HUMMING IN MY UNIVERSE By Jim Paredes
Sunday, July 1, 2007
I concluded the 32nd run of my “Tapping the Creative Universe” workshop on Monday night. What a great bunch of people I had for participants. There were students, housewives, executives, artists, engineers, a lawyer, a horse trainer — all in all a wide sampling of different types of people who gathered together for six nights to discover aspects of their own creative selves.
The reasons people join the workshop are just as diverse. Some of the participants surprise me by being there. For one, they are already functional proactive people and hardly need to be motivated. But they find themselves in some kind of slump and are looking for an “oomph” to propel their lives into higher gear. Some others are there out of plain curiosity and that is good enough. But there are those who take the workshop for bigger, deeper reasons.
There is something so challenging, beautiful and inspiring about people who join because they are confused, in pain or low in spirit in a major way. There are participants who have battle scars from bouts with life’s endless struggles. Or at least, that’s what life seems to have done to them lately. They join to find some way out, a relief from old habits and ways of thinking that have brought them to the rut that they are in. They have realized that more of the same existing mindset is not going to get them out of where they are. The old paradigms have stopped working for them. Many truths they believed about themselves and about life that used to seem right have suddenly and sadly reached their expiration date. Like old, spoiled medicine, these truths have become not only useless, some have even turned toxic. It’s time to open the window, toss them out and let the sunshine in.
Some people join the workshop because they are in between careers, dreams, relationships, or experiencing turmoil and feeling lost due to sudden downturns of fortune. It could be a loss of a job, a separation or mid-life. Many times, it’s a general “blah-ness” that won’t go away. They are looking for something to get them out of their inertia, to move to life’s next, hopefully more creative phase.
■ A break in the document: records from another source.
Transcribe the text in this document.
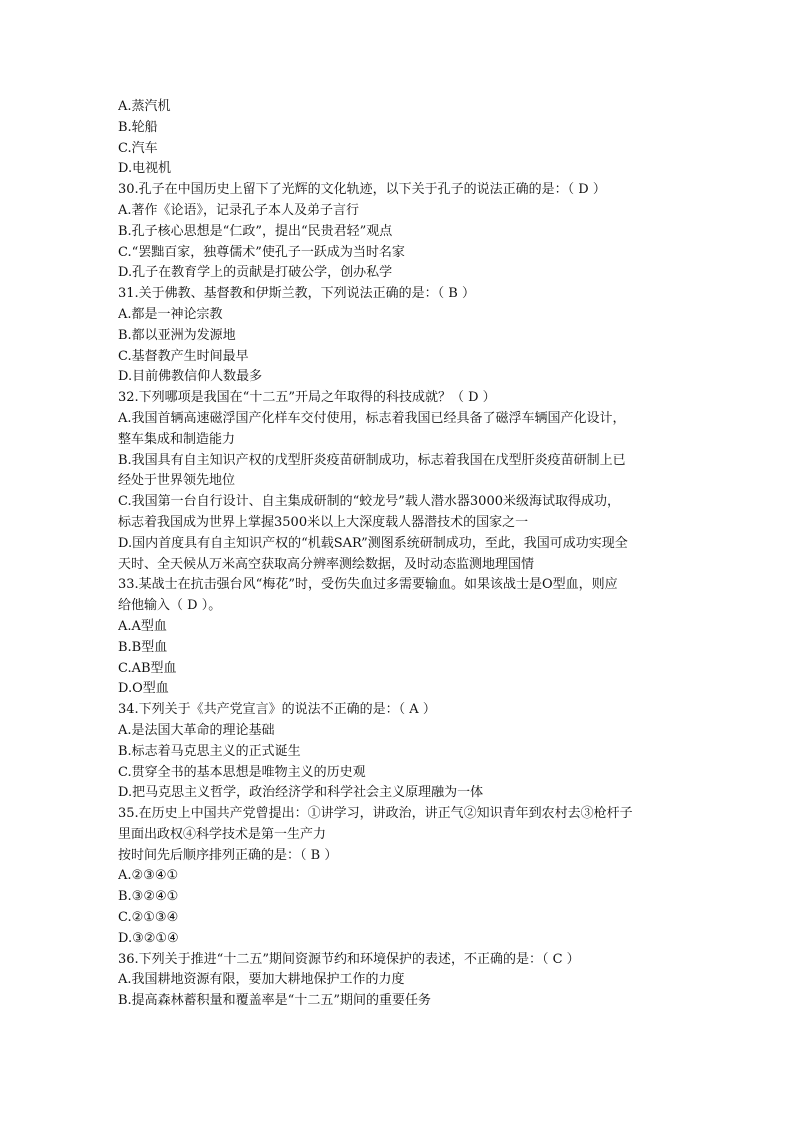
A.蒸汽机
B.轮船
C.汽车
D.电视机
30.孔子在中国历史上留下了光辉的文化轨迹，以下关于孔子的说法正确的是：（ D ）
A.著作《论语》，记录孔子本人及弟子言行
B.孔子核心思想是“仁政”，提出“民贵君轻”观点
C.“罢黜百家，独尊儒术”使孔子一跃成为当时名家
D.孔子在教育学上的贡献是打破公学，创办私学
31.关于佛教、基督教和伊斯兰教，下列说法正确的是：（ B ）
A.都是一神论宗教
B.都以亚洲为发源地
C.基督教产生时间最早
D.目前佛教信仰人数最多
32.下列哪项是我国在“十二五”开局之年取得的科技成就？（ D ）
A.我国首辆高速磁浮国产化样车交付使用，标志着我国已经具备了磁浮车辆国产化设计，
整车集成和制造能力
B.我国具有自主知识产权的戊型肝炎疫苗研制成功，标志着我国在戊型肝炎疫苗研制上已
经处于世界领先地位
C.我国第一台自行设计、自主集成研制的“蛟龙号”载人潜水器3000米级海试取得成功，
标志着我国成为世界上掌握3500米以上大深度载人器潜技术的国家之一
D.国内首度具有自主知识产权的“机载SAR”测图系统研制成功，至此，我国可成功实现全
天时、全天候从万米高空获取高分辨率测绘数据，及时动态监测地理国情
33.某战士在抗击强台风“梅花”时，受伤失血过多需要输血。如果该战士是O型血，则应
给他输入（ D ）。
A.A型血
B.B型血
C.AB型血
D.O型血
34.下列关于《共产党宣言》的说法不正确的是：（ A ）
A.是法国大革命的理论基础
B.标志着马克思主义的正式诞生
C.贯穿全书的基本思想是唯物主义的历史观
D.把马克思主义哲学，政治经济学和科学社会主义原理融为一体
35.在历史上中国共产党曾提出：①讲学习，讲政治，讲正气②知识青年到农村去③枪杆子
里面出政权④科学技术是第一生产力
按时间先后顺序排列正确的是：（ B ）
A.②③④①
B.③②④①
C.②①③④
D.③②①④
36.下列关于推进“十二五”期间资源节约和环境保护的表述，不正确的是：（ C ）
A.我国耕地资源有限，要加大耕地保护工作的力度
B.提高森林蓄积量和覆盖率是“十二五”期间的重要任务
Whatever their reasons for being there, I realize that the success or failure of a workshop of this kind hinges on how much the participants are willing to take risks, to “walk the edge” and to try out new ways of engaging life.
Some like to dabble and acquire knowledge but only theoretically. They are not rigorous in doing assignments and like to take things in small doses. But there are others who perform the tasks conscientiously, and probe deep into the concepts that are presented. They question, test-run and embrace or reject them, but only after experiencing them firsthand. You can see them awaken to their own natural brilliance and it is wonderful. In my experience, these are the people who get the most out of the workshop and turn their lives around.
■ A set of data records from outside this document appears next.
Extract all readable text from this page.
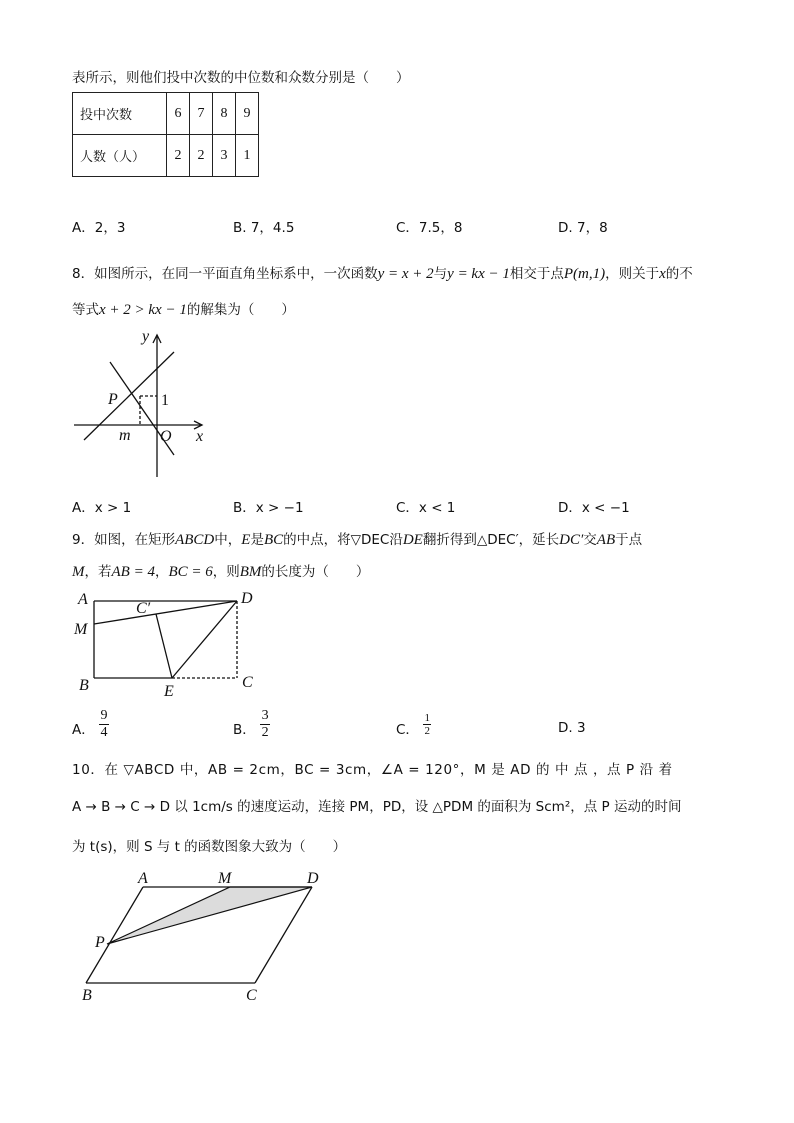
表所示，则他们投中次数的中位数和众数分别是（　　）
投中次数	6	7	8	9
人数（人）	2	2	3	1
A．2，3	B. 7，4.5	C．7.5，8	D. 7，8
8．如图所示，在同一平面直角坐标系中，一次函数y = x + 2与y = kx − 1相交于点P(m,1)，则关于x的不
等式x + 2 > kx − 1的解集为（　　）
y
x
P	1
m O
A．x > 1	B．x > −1	C．x < 1	D．x < −1
9．如图，在矩形ABCD中，E是BC的中点，将▽DEC沿DE翻折得到△DEC′，延长DC′交AB于点
M，若AB = 4，BC = 6，则BM的长度为（　　）
A	D
C′
M
B	E
C
A． $\frac{9}{4}$	B． $\frac{3}{2}$	C． $\frac{1}{2}$	D. 3
10．在 ▽ABCD 中，AB = 2cm，BC = 3cm，∠A = 120°，M 是 AD 的 中 点 ，点 P 沿 着
A → B → C → D 以 1cm/s 的速度运动，连接 PM，PD，设 △PDM 的面积为 Scm²，点 P 运动的时间
为 t(s)，则 S 与 t 的函数图象大致为（　　）
A	M	D
P
B	C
Giving workshops is an exceptionally rewarding experience for me. It is a journey I take with all the participants as they walk the edge of their experiences and learn new things about what they can do and what stops them from doing it. I feel like a boatman taking them aboard this little vessel across their sea of disappointments, blocks and dysfunctions to the island of dreams, awakened potentials and possibilities.
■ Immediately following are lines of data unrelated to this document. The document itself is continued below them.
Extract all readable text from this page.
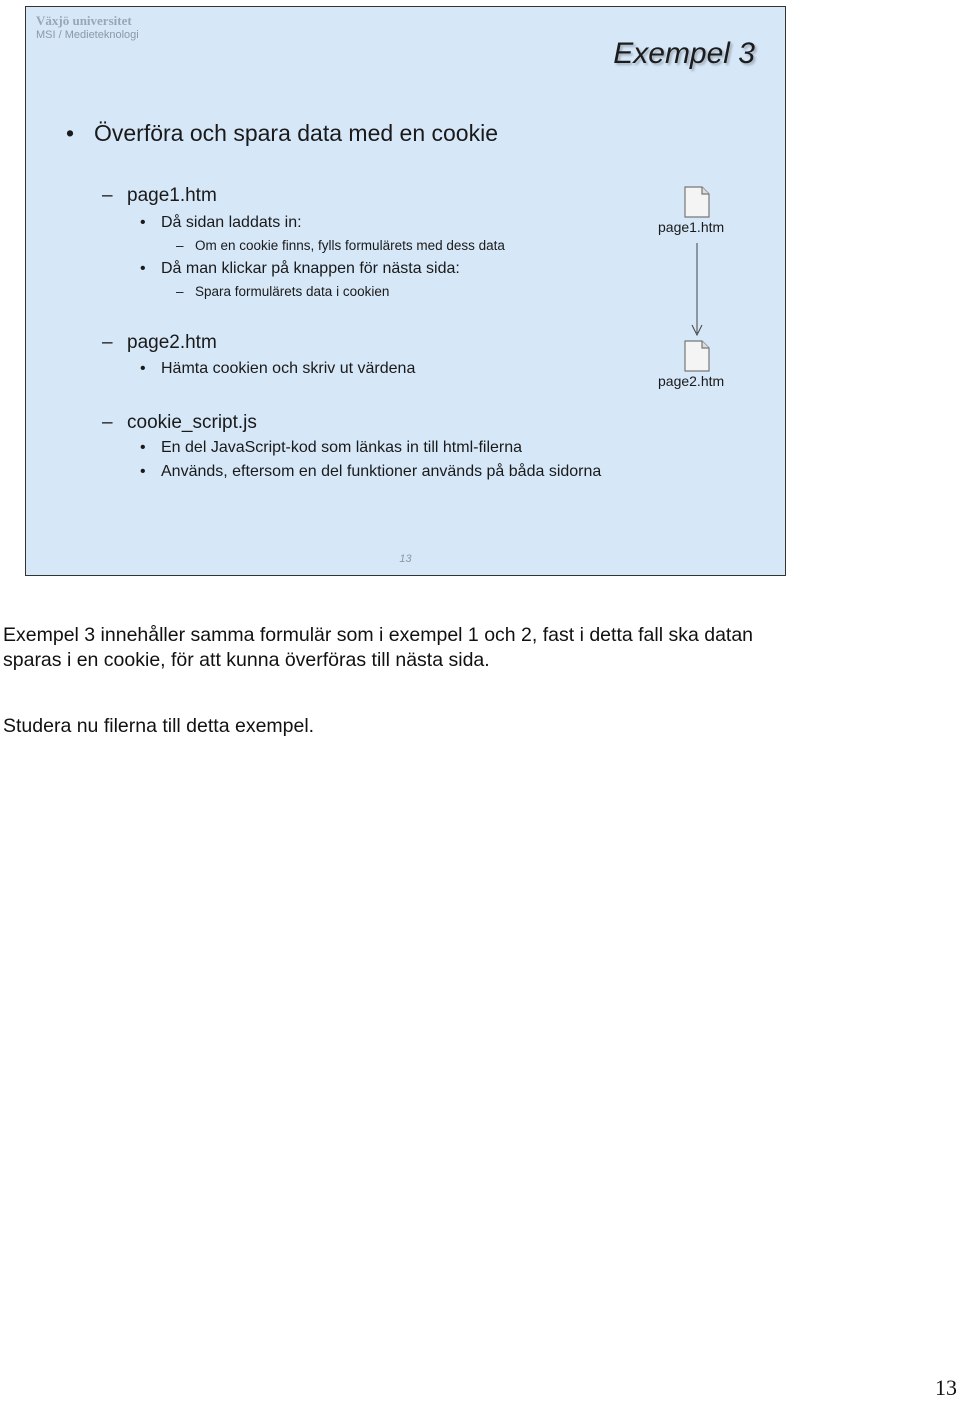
Växjö universitet
MSI / Medieteknologi
Exempel 3
• Överföra och spara data med en cookie
– page1.htm
• Då sidan laddats in:
– Om en cookie finns, fylls formulärets med dess data
• Då man klickar på knappen för nästa sida:
– Spara formulärets data i cookien
– page2.htm
• Hämta cookien och skriv ut värdena
– cookie_script.js
• En del JavaScript-kod som länkas in till html-filerna
• Används, eftersom en del funktioner används på båda sidorna
page1.htm
page2.htm
13
Exempel 3 innehåller samma formulär som i exempel 1 och 2, fast i detta fall ska datan
sparas i en cookie, för att kunna överföras till nästa sida.
Studera nu filerna till detta exempel.
13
In the process, they meet and enjoy the company of fellow travelers, relish the scenery, stare in awe at the sunsets and the beautiful islands, while sometimes fearing the waves and imagined monsters that may surface and rock the boat.
Somewhere along the way, when they look back at the direction where their journey began, there are those who worry because they no longer see a familiar shore. Looking forward, they see no destination. It is both scary and exhilarating. But one must necessarily give up the comfort of the familiar to discover what lies ahead. The unknown, while it both fascinates and terrifies, beckons. In time, they realize that the solution to all the fears and anxieties about being on a journey is not to turn back but to plod on until a new shore appears.
This workshop is a stretch. It is not easy since it is scary to constantly try new things at the pace the workshop demands.
I try to emphasize that to live creatively is to necessarily move away from your comfort zone from time to time, and to live more and more in unknown territory. Why? Because you can’t learn anything new in your comfort zone. The known will not teach you anything you do not already know. Just staying there will surely lull you into complacency and apathy and will sap your energies. But the unknown will flex you, and stretch you into something bigger than what you know of yourself. It comes with a certain fear but also awakens a daring attitude.
When we face the unknown, we discover aspects of ourselves that we did not know we had. We surprise ourselves with what comes out of us. When we do conquer it, we realize that every unknown is just another aspect of ourselves that we haven’t met yet.
As has become tradition, this batch of TCU graduates each chose a name to boldly identify them – “Buddha Killers” – in reference to the Zen koan that says, “When you meet the Buddha, you must kill him.” It simply means that they are committed to challenging themselves and ditching mindsets and assumptions when these no longer contribute to greater creativity and growth.
I feel very good about many people in this group. I know they will impact the world in positive ways. And I am happy to have played a small part in their growth. Just knowing them has expanded me already.